Discussion

The introduction of plasmid DNA into cells with the aim to manipulate the protein expression is a widely used method in cell biology research. Several transfection methods are available, although all methods do not suit all cellular systems. Specifically, many primary cell types, such as neurons, have proven to be difficult to transfect with high efficiency and viability.
We have developed a protocol for in-situ electroporation of primary dorsal root ganglion (DRG) neurons from adult rats using the Cellaxess Elektra Discovery Platform. The Elektra platform utilizes a capillary electroporation concept that can be applied for gene transfer to primary cultures in 384-well plates. The focused electrical field delivered by the platform minimizes electrochemical toxicity and joule heating, compared to conventional cuvette-based electroporation methods. The platform has the capability to transfect neuronal cells, e.g. rat, mouse & IPS-derived human neurons, with excellent viability and retained morphology, and the method is well-suited for high content readouts.

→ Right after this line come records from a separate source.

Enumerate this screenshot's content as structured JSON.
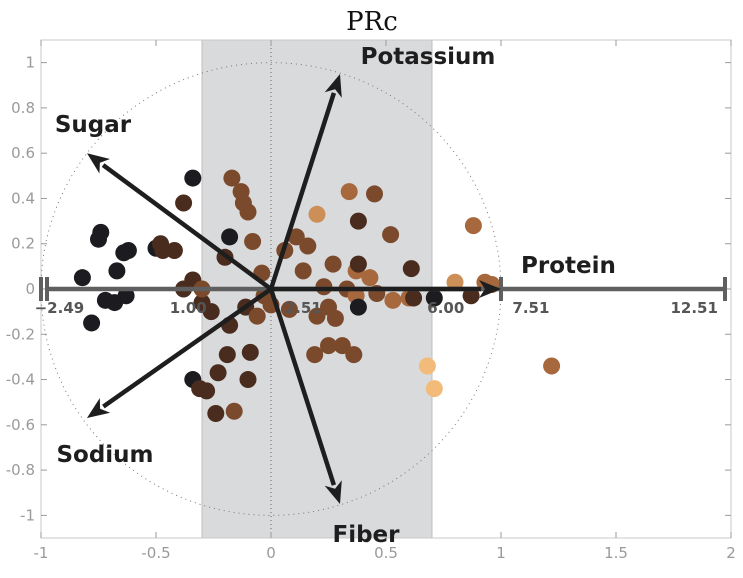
{
  "chart_data": {
    "type": "scatter",
    "title": "PRc",
    "xlim": [
      -1,
      2
    ],
    "ylim": [
      -1.1,
      1.1
    ],
    "x_ticks": [
      -1,
      -0.5,
      0,
      0.5,
      1,
      1.5,
      2
    ],
    "x_tick_labels": [
      "-1",
      "-0.5",
      "0",
      "0.5",
      "1",
      "1.5",
      "2"
    ],
    "y_ticks": [
      -1,
      -0.8,
      -0.6,
      -0.4,
      -0.2,
      0,
      0.2,
      0.4,
      0.6,
      0.8,
      1
    ],
    "y_tick_labels": [
      "-1",
      "-0.8",
      "-0.6",
      "-0.4",
      "-0.2",
      "0",
      "0.2",
      "0.4",
      "0.6",
      "0.8",
      "1"
    ],
    "grid": false,
    "unit_circle": true,
    "shaded_band": {
      "x_range": [
        -0.3,
        0.7
      ],
      "color": "#d9dadc"
    },
    "vectors": [
      {
        "label": "Potassium",
        "x": 0.3,
        "y": 0.95
      },
      {
        "label": "Sugar",
        "x": -0.8,
        "y": 0.6
      },
      {
        "label": "Protein",
        "x": 1.0,
        "y": 0.0
      },
      {
        "label": "Sodium",
        "x": -0.8,
        "y": -0.57
      },
      {
        "label": "Fiber",
        "x": 0.3,
        "y": -0.95
      }
    ],
    "projection_axis": {
      "x_range": [
        -1.0,
        2.0
      ],
      "tick_positions": [
        -1.0,
        1.0
      ],
      "labels": [
        {
          "text": "−2.49",
          "x": -0.92
        },
        {
          "text": "1.00",
          "x": -0.36
        },
        {
          "text": "2.51",
          "x": 0.14
        },
        {
          "text": "6.00",
          "x": 0.76
        },
        {
          "text": "7.51",
          "x": 1.13
        },
        {
          "text": "12.51",
          "x": 1.84
        }
      ]
    },
    "color_scale": [
      "#1c1c20",
      "#4a2c1f",
      "#7b4a2c",
      "#a8683e",
      "#cd8f58",
      "#f2bb7a"
    ],
    "points": [
      {
        "x": -0.82,
        "y": 0.05,
        "c": 0
      },
      {
        "x": -0.78,
        "y": -0.15,
        "c": 0
      },
      {
        "x": -0.75,
        "y": 0.22,
        "c": 0
      },
      {
        "x": -0.74,
        "y": 0.25,
        "c": 0
      },
      {
        "x": -0.72,
        "y": -0.05,
        "c": 0
      },
      {
        "x": -0.68,
        "y": -0.06,
        "c": 0
      },
      {
        "x": -0.67,
        "y": 0.08,
        "c": 0
      },
      {
        "x": -0.64,
        "y": 0.16,
        "c": 0
      },
      {
        "x": -0.62,
        "y": 0.17,
        "c": 0
      },
      {
        "x": -0.63,
        "y": -0.03,
        "c": 0
      },
      {
        "x": -0.5,
        "y": 0.18,
        "c": 0
      },
      {
        "x": -0.48,
        "y": 0.2,
        "c": 1
      },
      {
        "x": -0.47,
        "y": 0.17,
        "c": 1
      },
      {
        "x": -0.42,
        "y": 0.17,
        "c": 1
      },
      {
        "x": -0.38,
        "y": 0.38,
        "c": 1
      },
      {
        "x": -0.38,
        "y": 0.0,
        "c": 1
      },
      {
        "x": -0.34,
        "y": 0.04,
        "c": 1
      },
      {
        "x": -0.34,
        "y": 0.49,
        "c": 0
      },
      {
        "x": -0.3,
        "y": -0.06,
        "c": 1
      },
      {
        "x": -0.3,
        "y": 0.0,
        "c": 2
      },
      {
        "x": -0.34,
        "y": -0.4,
        "c": 0
      },
      {
        "x": -0.31,
        "y": -0.44,
        "c": 1
      },
      {
        "x": -0.28,
        "y": -0.45,
        "c": 1
      },
      {
        "x": -0.26,
        "y": -0.1,
        "c": 1
      },
      {
        "x": -0.24,
        "y": -0.55,
        "c": 1
      },
      {
        "x": -0.23,
        "y": -0.37,
        "c": 1
      },
      {
        "x": -0.2,
        "y": 0.14,
        "c": 1
      },
      {
        "x": -0.19,
        "y": -0.29,
        "c": 1
      },
      {
        "x": -0.18,
        "y": -0.16,
        "c": 1
      },
      {
        "x": -0.18,
        "y": 0.23,
        "c": 0
      },
      {
        "x": -0.17,
        "y": 0.49,
        "c": 2
      },
      {
        "x": -0.16,
        "y": -0.54,
        "c": 2
      },
      {
        "x": -0.13,
        "y": 0.43,
        "c": 2
      },
      {
        "x": -0.12,
        "y": 0.38,
        "c": 2
      },
      {
        "x": -0.11,
        "y": -0.08,
        "c": 1
      },
      {
        "x": -0.1,
        "y": -0.4,
        "c": 1
      },
      {
        "x": -0.1,
        "y": 0.34,
        "c": 2
      },
      {
        "x": -0.09,
        "y": -0.28,
        "c": 1
      },
      {
        "x": -0.08,
        "y": 0.21,
        "c": 2
      },
      {
        "x": -0.06,
        "y": -0.12,
        "c": 2
      },
      {
        "x": -0.04,
        "y": 0.07,
        "c": 2
      },
      {
        "x": -0.03,
        "y": -0.03,
        "c": 2
      },
      {
        "x": 0.0,
        "y": -0.07,
        "c": 2
      },
      {
        "x": 0.06,
        "y": 0.17,
        "c": 2
      },
      {
        "x": 0.08,
        "y": -0.09,
        "c": 2
      },
      {
        "x": 0.11,
        "y": 0.23,
        "c": 2
      },
      {
        "x": 0.14,
        "y": 0.08,
        "c": 2
      },
      {
        "x": 0.16,
        "y": 0.19,
        "c": 2
      },
      {
        "x": 0.2,
        "y": -0.12,
        "c": 2
      },
      {
        "x": 0.19,
        "y": -0.29,
        "c": 2
      },
      {
        "x": 0.2,
        "y": 0.33,
        "c": 4
      },
      {
        "x": 0.23,
        "y": 0.01,
        "c": 2
      },
      {
        "x": 0.25,
        "y": -0.08,
        "c": 2
      },
      {
        "x": 0.25,
        "y": -0.25,
        "c": 2
      },
      {
        "x": 0.27,
        "y": 0.11,
        "c": 2
      },
      {
        "x": 0.28,
        "y": -0.13,
        "c": 2
      },
      {
        "x": 0.31,
        "y": -0.25,
        "c": 2
      },
      {
        "x": 0.33,
        "y": 0.0,
        "c": 2
      },
      {
        "x": 0.34,
        "y": 0.43,
        "c": 3
      },
      {
        "x": 0.36,
        "y": -0.29,
        "c": 2
      },
      {
        "x": 0.37,
        "y": -0.03,
        "c": 3
      },
      {
        "x": 0.37,
        "y": 0.08,
        "c": 3
      },
      {
        "x": 0.38,
        "y": 0.3,
        "c": 1
      },
      {
        "x": 0.38,
        "y": 0.11,
        "c": 1
      },
      {
        "x": 0.38,
        "y": -0.08,
        "c": 0
      },
      {
        "x": 0.43,
        "y": 0.05,
        "c": 3
      },
      {
        "x": 0.45,
        "y": 0.42,
        "c": 2
      },
      {
        "x": 0.46,
        "y": -0.02,
        "c": 2
      },
      {
        "x": 0.52,
        "y": 0.24,
        "c": 2
      },
      {
        "x": 0.53,
        "y": -0.05,
        "c": 3
      },
      {
        "x": 0.6,
        "y": -0.04,
        "c": 3
      },
      {
        "x": 0.61,
        "y": 0.09,
        "c": 1
      },
      {
        "x": 0.62,
        "y": -0.04,
        "c": 1
      },
      {
        "x": 0.68,
        "y": -0.34,
        "c": 5
      },
      {
        "x": 0.71,
        "y": -0.44,
        "c": 5
      },
      {
        "x": 0.71,
        "y": -0.04,
        "c": 0
      },
      {
        "x": 0.8,
        "y": 0.03,
        "c": 4
      },
      {
        "x": 0.87,
        "y": -0.03,
        "c": 1
      },
      {
        "x": 0.88,
        "y": 0.28,
        "c": 3
      },
      {
        "x": 0.93,
        "y": 0.03,
        "c": 3
      },
      {
        "x": 0.96,
        "y": 0.02,
        "c": 3
      },
      {
        "x": 1.22,
        "y": -0.34,
        "c": 3
      }
    ]
  }
}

Importantly, as the transfection procedure is performed directly in 384-well HCA compatible plates, the protocol is ideally suited for a screening workflow where additional manipulations, such as microscopy-based readouts or other follow-up assays, are easily accomplished without additional cell processing. With the Elektra platform, we were able to develop stable protocols for transfection of rat DRG neurons with a high degree of viability and a retained and healthy morphology. Using a CopGFP-plasmid a transfection efficiency of 40-60% was achieved and cultures could be transfected at different time points after plating in a straightforward manner.
In our lab, we use primary DRG neurons in culture as a cell model for chronic pain. These neurons retain their sensory functionality after transfection and remain responsive to thermal, mechanical and functional stimuli, and when supplemented with nerve growth factor (NGF), they can be used to mimic peripheral sensitization. Through the use of the transfection protocol described here, we now have the capability to knock in, and/or knock out, gene targets of interest in these cells to further refine and enhance the relevance of our disease models.